Monday, May 22, 2017

Racketeer Trump

[W]hat I’ve been focused on in recent months are a series of business ventures over the last couple decades – either involving President Trump or his close associates – which seemed to rely on capital from people from the former Soviet Union or recent emigres from those countries. Trump himself, Felix Sater, Michael Cohen and many others figure into this as well as Manafort, Trump’s children, the Kushners and still others. My interest of course is to understand the roots of Trump’s affinity with the post-Soviet oligarch world and whatever financial ties or dependence he has on it. But even if you take the Russia/former Soviet Union connection with its geopolitical dynamics out of the equation, you simply can’t read over these deals and not see that Trump and his crew just play way out on the outer fringe of legality at best. At best. People who have done or subsequently did time in the US or other countries repeatedly appear in the picture.

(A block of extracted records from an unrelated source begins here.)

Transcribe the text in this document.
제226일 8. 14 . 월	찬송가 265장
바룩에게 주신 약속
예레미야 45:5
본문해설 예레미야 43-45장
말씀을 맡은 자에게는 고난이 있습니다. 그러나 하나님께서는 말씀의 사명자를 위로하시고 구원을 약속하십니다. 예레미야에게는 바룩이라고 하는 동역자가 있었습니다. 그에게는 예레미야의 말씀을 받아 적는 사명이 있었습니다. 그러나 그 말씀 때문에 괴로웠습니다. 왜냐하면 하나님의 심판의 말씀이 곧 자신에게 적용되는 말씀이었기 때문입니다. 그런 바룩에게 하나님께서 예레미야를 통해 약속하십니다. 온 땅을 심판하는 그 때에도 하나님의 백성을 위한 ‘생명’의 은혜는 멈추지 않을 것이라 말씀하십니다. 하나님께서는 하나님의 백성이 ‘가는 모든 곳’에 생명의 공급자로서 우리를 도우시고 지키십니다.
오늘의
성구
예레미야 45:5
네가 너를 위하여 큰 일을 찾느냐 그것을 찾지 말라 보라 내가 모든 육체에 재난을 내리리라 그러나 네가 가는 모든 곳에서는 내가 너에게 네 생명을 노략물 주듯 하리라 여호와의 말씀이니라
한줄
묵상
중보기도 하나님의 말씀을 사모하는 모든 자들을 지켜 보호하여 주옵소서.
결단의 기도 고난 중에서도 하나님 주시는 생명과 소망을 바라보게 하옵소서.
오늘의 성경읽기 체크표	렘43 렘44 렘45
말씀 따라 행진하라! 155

So do people from organized crime. A lot.

  Josh Marshall
I have a feeling that these kinds of dealings are what are going to hang him in the end. He can weasel out of Russian collusion to win the election, I think. But casinos, Miami real estate deals, money laundering and racketeering involve characters who have no scruples and don't mind ratting on somebody else to save their own necks.
One thing you find looking through Trump’s history is that after his fall from financial grace a quarter century ago this pattern seemed to become part of the business model. Cut off from capital from the big banks and most people interested in not losing their money, he had to do business with people with decidedly sketchier reputations. Those people, often looking for places to park wealth in real estate, had to accept much higher levels of risk than people with clean reputations. That seemed to lead them to Trump.

[...]

Trump operates with a seemingly almost total disregard for rule-following or even a lot of elementary record keeping. So on top of substantively shady deals things are executed in really slapdash and hazard ways. In other words, the Trump Organization sounds a lot like the Trump White House.

[...]

[E]ven with a basic investigative reporting background, you can’t work through even part of Trump’s business history without finding numerous ventures that look like they would not survive first contact with real prosecutorial scrutiny. A key element, perhaps the key element, of the counter-intelligence probe is examining the financial ties between Trump, members of his entourage and people from the Russian business and intelligence worlds. So a close examination of those ventures isn’t some fishing expedition. It’s at the heart of the investigation.
...but hey, do what you want...you will anyway.